Moreover, maintaining nuclear strike capability, enhancing cyber combat and defense capability and developing hypersonic weapons are three priorities of the budget.
But this weapon and equipment Research and Development (R&D) plan is just a drop in the bucket compared to Trump's ambitious plan for "rebuilding the American military".
Some say that the US Navy has 274 military vessels today, but others say it has 276. Let's assume there are 276 military vessels, which is 74 short of Trump's goal of 350 vessels, indicating an arduous task of building more vessels.
Besides, the military budget for 2018 FY is increased at the expense of livelihood expenditure. In the federal government budget for 2018FY submitted this year, the White House slashed expenditures on environmental protection, medical care, retirement benefits, the supplementary nutrition assistance program (food stamp program), benefits for retired federal employees, and assistance programs for the handicapped. The budget for the environmental sector alone was cut by $2.6 billion.
This shows that the federal budget is already out at the elbows. Cutting livelihood expenditure may aggravate the guarantee of people's lives, and if the people protest, whether this "rob Peter to pay Paul" approach can last is questionable.
In the 2018 FY national defense budget passed by the American Senate, there is $60 billion of Overseas Contingency Operations distribution, which will be used for America's operations in countries such as Afghanistan, Iraq and Syria.
US Secretary of Defense James Mattis confirmed on Sept 18 that the US will send more troops to Afghanistan, and American media reported 4,000-5,000 additional troops will be dispatched, driving America's total troops there to 14,500.

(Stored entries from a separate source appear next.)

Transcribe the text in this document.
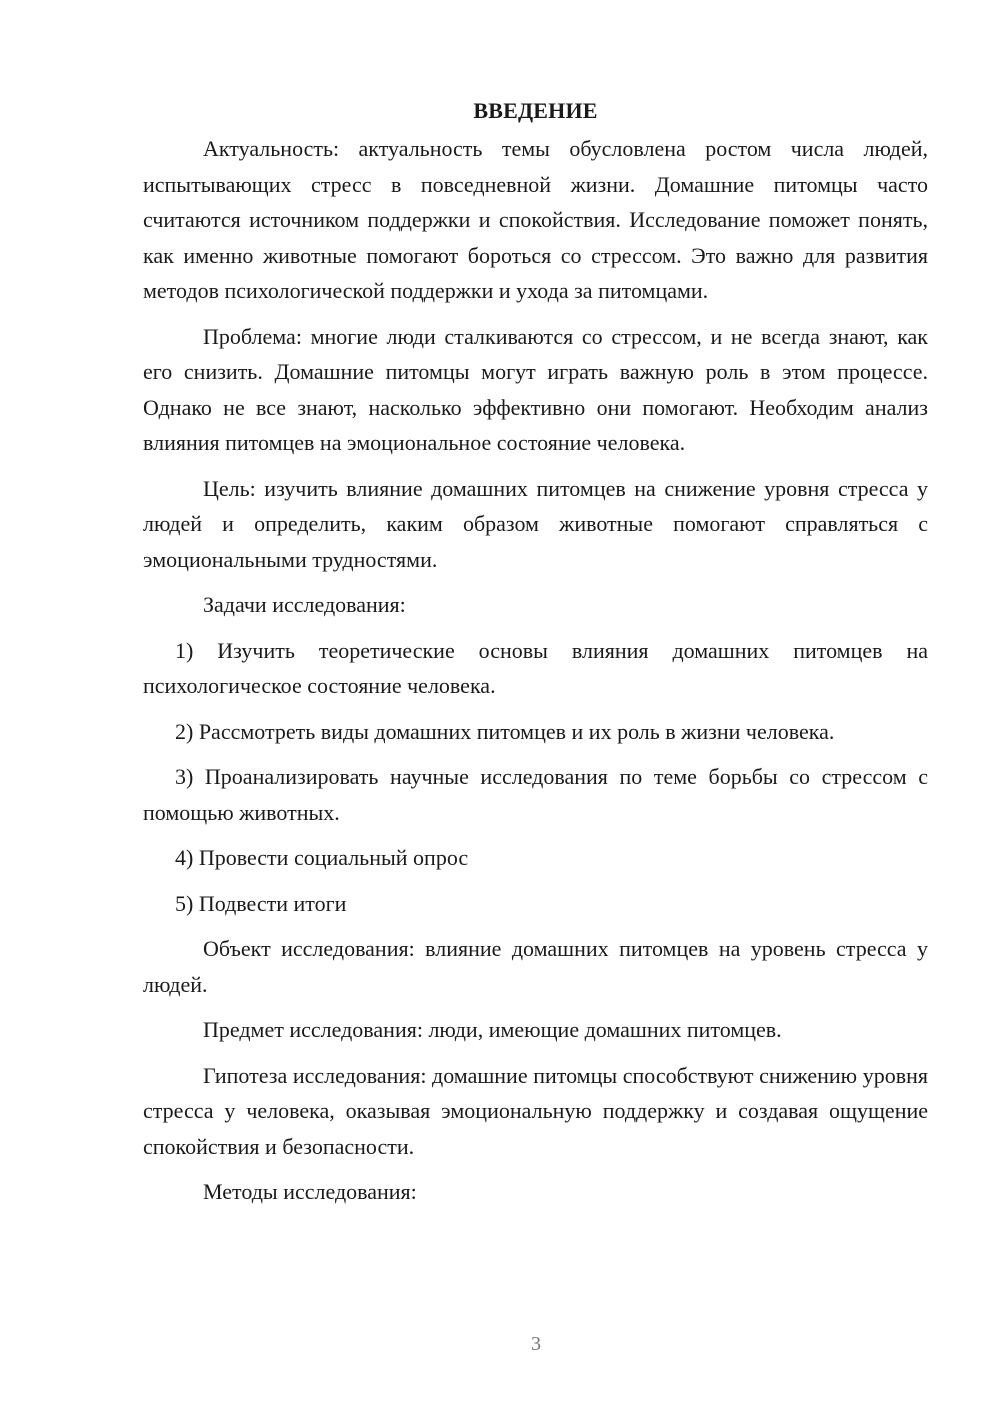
ВВЕДЕНИЕ

Актуальность: актуальность темы обусловлена ростом числа людей, испытывающих стресс в повседневной жизни. Домашние питомцы часто считаются источником поддержки и спокойствия. Исследование поможет понять, как именно животные помогают бороться со стрессом. Это важно для развития методов психологической поддержки и ухода за питомцами.

Проблема: многие люди сталкиваются со стрессом, и не всегда знают, как его снизить. Домашние питомцы могут играть важную роль в этом процессе. Однако не все знают, насколько эффективно они помогают. Необходим анализ влияния питомцев на эмоциональное состояние человека.

Цель: изучить влияние домашних питомцев на снижение уровня стресса у людей и определить, каким образом животные помогают справляться с эмоциональными трудностями.

Задачи исследования:

1) Изучить теоретические основы влияния домашних питомцев на психологическое состояние человека.

2) Рассмотреть виды домашних питомцев и их роль в жизни человека.

3) Проанализировать научные исследования по теме борьбы со стрессом с помощью животных.

4) Провести социальный опрос

5) Подвести итоги

Объект исследования: влияние домашних питомцев на уровень стресса у людей.

Предмет исследования: люди, имеющие домашних питомцев.

Гипотеза исследования: домашние питомцы способствуют снижению уровня стресса у человека, оказывая эмоциональную поддержку и создавая ощущение спокойствия и безопасности.

Методы исследования:

3
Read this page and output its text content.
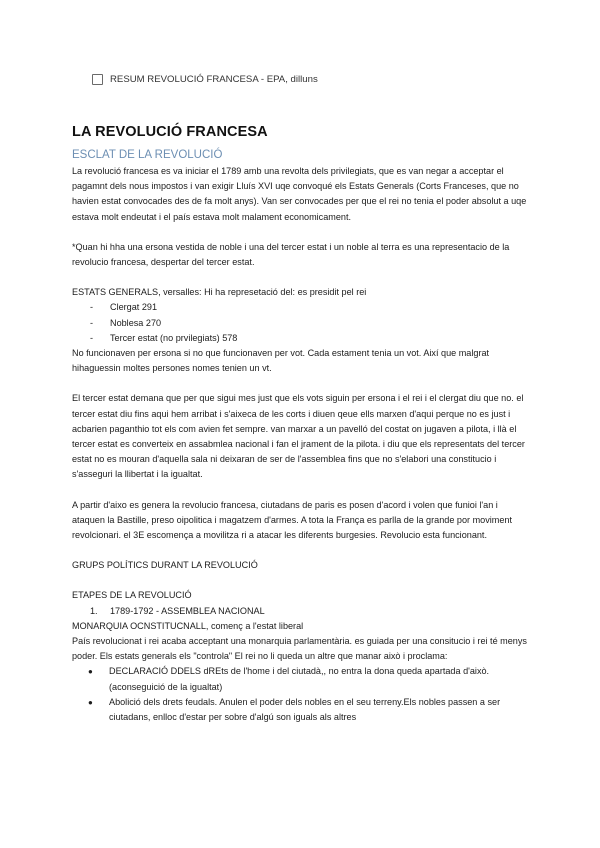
RESUM REVOLUCIÓ FRANCESA - EPA, dilluns
LA REVOLUCIÓ FRANCESA
ESCLAT DE LA REVOLUCIÓ

La revolució francesa es va iniciar el 1789 amb una revolta dels privilegiats, que es van negar a acceptar el pagamnt dels nous impostos i van exigir Lluís XVI uqe convoqué els Estats Generals (Corts Franceses, que no havien estat convocades des de fa molt anys). Van ser convocades per que el rei no tenia el poder absolut a uqe estava molt endeutat i el país estava molt malament economicament.

*Quan hi hha una ersona vestida de noble i una del tercer estat i un noble al terra es una representacio de la revolucio francesa, despertar del tercer estat.

ESTATS GENERALS, versalles: Hi ha represetació del: es presidit pel rei

-	Clergat 291
-	Noblesa 270
-	Tercer estat (no prvilegiats) 578

No funcionaven per ersona si no que funcionaven per vot. Cada estament tenia un vot. Així que malgrat hihaguessin moltes persones nomes tenien un vt.

El tercer estat demana que per que sigui mes just que els vots siguin per ersona i el rei i el clergat diu que no. el tercer estat diu fins aqui hem arribat i s'aixeca de les corts i diuen qeue ells marxen d'aqui perque no es just i acbarien paganthio tot els com avien fet sempre. van marxar a un pavelló del costat on jugaven a pilota, i llà el tercer estat es converteix en assabmlea nacional i fan el jrament de la pilota. i diu que els representats del tercer estat no es mouran d'aquella sala ni deixaran de ser de l'assemblea fins que no s'elabori una constitucio i s'asseguri la llibertat i la igualtat.

A partir d'aixo es genera la revolucio francesa, ciutadans de paris es posen d'acord i volen que funioi l'an i ataquen la Bastille, preso oipolitica i magatzem d'armes. A tota la França es parlla de la grande por moviment revolcionari. el 3E escomença a movilitza ri a atacar les diferents burgesies. Revolucio esta funcionant.

GRUPS POLÍTICS DURANT LA REVOLUCIÓ

ETAPES DE LA REVOLUCIÓ

1.	1789-1792 - ASSEMBLEA NACIONAL

MONARQUIA OCNSTITUCNALL, començ a l'estat liberal

País revolucionat i rei acaba acceptant una monarquia parlamentària. es guiada per una consitucio i rei té menys poder. Els estats generals els "controla" El rei no li queda un altre que manar això i proclama:

●	DECLARACIÓ DDELS dREts de l'home i del ciutadà,, no entra la dona queda apartada d'això. (aconseguició de la igualtat)
●	Abolició dels drets feudals. Anulen el poder dels nobles en el seu terreny.Els nobles passen a ser ciutadans, enlloc d'estar per sobre d'algú son iguals als altres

Trump sending more troops to Afghanistan is just like Obama sending more troops to Iraq years ago. They both want to stabilize the situation first and then withdraw the troops when things are stable in the host country.
Obama's plan then was basically successful, but will Trump's plan succeed too this time? This author isn't optimistic.
The Taliban that Trump has to deal with today in Afghanistan is widely different from the al-Qaeda that Obama dealt with in Iraq.
Al-Qaeda launched terrorist attacks mainly by way of roadside bombs and human bombs to attack American troops and the Iraqi government. They were on the run, but the Taliban faced by Trump is an organized and armed regional regime that controls certain areas.
When Obama attacked al-Qaeda, his main methods were controlling key spots, weaving a net, baiting the enemy and defeating them gradually. Sending more troops could make the "net" denser, so much so that it was impossible for the terrorists and terrorist groups to "flee".
But the Taliban in Afghanistan today can either steal into big cities like Kabul to launch terrorist attacks or retreat to the northern areas under their control, or carry out guerrilla combat in the northern mountainous areas, where they can last a long time based on the complicated terrain.
The American military boasts substantial advantages in equipment and technology, but that's basically useless in the northern mountainous areas of Afghanistan, and assigning shock troops there would be giving up its own strength and revealing its weakness.
The US special operations forces once carried out Operation Anaconda, which put the forces in serious danger and paid a high price for very little effect.
Sending thousands of troops may be helpful for improving public security in the city and preventing the Taliban from stealing into big cities, but it won't be very effective for eradicating the Taliban regime and organization that occupy the north.
Once the American troops are withdrawn, the situation will get out of control again.
Therefore, the 10 percent increase in the military budget is just an appetizer for the money-guzzling American military. Whether it can help maintain America's global hegemony is highly doubtful.